Social Security Administration (SSA) standards currently limit the medical sources considered to be acceptable support for SSI and SSDI applications.  Although these rules are meant to protect against fraudulent applications, they often work to prevent vulnerable SSI and SSDI applicants from receiving disability benefits.  For example, a doctor’s diagnosis would be accepted as medical evidence by the SSA, but a nurse practitioner’s would not.  This practice does not reflect the reality of the health care available to many of our clients.

 

As our health care system changes, it has become increasingly common for individuals to receive the majority of their primary physical and mental health care from nurse practitioners, physicians’ assistants, and licensed clinical social workers—rather than from physicians or specialists.  We at Legal Aid have seen this first hand, as it is not unusual for a client to report having weekly meetings with a therapist, but only brief once-a-month visits with a psychiatrist.  Often, it is these regular, non-physician providers who are best positioned to make detailed observations about the symptoms and effects of an individual’s medical condition.  Despite this, many SSI/SSDI applicants find that their social workers’ records are not sufficient to support their applications for disability benefits.  Many are required to submit to additional examinations by doctors hired by the SSA, which creates further delay in an already long application process.

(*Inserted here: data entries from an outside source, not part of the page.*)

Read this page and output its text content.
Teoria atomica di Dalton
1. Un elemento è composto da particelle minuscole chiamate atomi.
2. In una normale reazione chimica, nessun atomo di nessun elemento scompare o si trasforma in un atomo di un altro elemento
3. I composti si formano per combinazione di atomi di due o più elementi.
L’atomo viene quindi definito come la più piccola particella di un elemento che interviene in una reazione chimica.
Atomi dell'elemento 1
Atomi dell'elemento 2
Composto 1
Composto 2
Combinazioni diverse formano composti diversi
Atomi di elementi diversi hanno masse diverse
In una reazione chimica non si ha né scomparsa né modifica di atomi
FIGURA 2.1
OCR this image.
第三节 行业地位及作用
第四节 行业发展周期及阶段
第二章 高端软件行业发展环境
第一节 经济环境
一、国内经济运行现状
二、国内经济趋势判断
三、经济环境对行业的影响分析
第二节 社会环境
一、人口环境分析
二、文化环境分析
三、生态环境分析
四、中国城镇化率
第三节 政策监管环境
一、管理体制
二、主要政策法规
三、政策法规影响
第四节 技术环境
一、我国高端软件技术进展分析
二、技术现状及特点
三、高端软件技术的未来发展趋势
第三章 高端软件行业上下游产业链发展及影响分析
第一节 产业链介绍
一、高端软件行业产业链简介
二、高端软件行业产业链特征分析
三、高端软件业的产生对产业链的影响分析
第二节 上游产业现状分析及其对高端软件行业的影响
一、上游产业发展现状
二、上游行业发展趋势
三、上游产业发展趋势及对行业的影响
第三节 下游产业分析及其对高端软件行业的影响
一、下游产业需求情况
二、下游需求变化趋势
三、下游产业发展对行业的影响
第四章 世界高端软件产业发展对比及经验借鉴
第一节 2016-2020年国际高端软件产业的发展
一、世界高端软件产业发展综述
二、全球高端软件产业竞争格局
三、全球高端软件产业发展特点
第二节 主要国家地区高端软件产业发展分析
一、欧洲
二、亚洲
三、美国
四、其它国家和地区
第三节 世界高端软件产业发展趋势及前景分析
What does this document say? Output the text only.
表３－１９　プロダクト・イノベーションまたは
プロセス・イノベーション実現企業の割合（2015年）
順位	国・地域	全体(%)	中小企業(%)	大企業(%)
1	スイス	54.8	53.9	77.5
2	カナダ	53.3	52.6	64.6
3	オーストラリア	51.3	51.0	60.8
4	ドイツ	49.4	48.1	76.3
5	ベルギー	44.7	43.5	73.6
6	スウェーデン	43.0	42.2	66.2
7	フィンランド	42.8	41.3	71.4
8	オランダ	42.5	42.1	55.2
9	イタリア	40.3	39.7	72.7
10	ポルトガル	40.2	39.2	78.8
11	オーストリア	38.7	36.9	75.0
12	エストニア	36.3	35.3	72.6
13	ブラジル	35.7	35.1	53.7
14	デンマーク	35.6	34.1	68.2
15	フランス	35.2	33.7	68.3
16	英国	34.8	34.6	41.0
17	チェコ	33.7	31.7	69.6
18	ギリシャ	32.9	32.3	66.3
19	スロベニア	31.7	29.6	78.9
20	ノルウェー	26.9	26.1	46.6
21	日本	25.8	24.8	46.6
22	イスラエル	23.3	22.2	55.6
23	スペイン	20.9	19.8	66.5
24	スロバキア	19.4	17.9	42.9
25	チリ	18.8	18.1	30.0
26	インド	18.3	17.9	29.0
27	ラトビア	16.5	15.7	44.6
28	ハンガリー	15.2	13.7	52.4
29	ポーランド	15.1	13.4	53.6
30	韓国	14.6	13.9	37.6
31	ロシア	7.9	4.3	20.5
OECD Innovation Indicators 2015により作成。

SSI and SSDI benefits serve as crucial income sources for individuals who are unable to work due to a disability.  A successful application for these federal benefits can also translate to more than just financial help.  Recipients of SSI typically qualify for Medicaid and recipients of SSDI are entitled to Medicare.  For SSI and SSDI recipients, access to these insurance programs can be a key component of federal disability benefits.  Indeed, by failing to give appropriate weight to diagnostic evidence provided by non-physicians, the SSA denies more than financial benefits.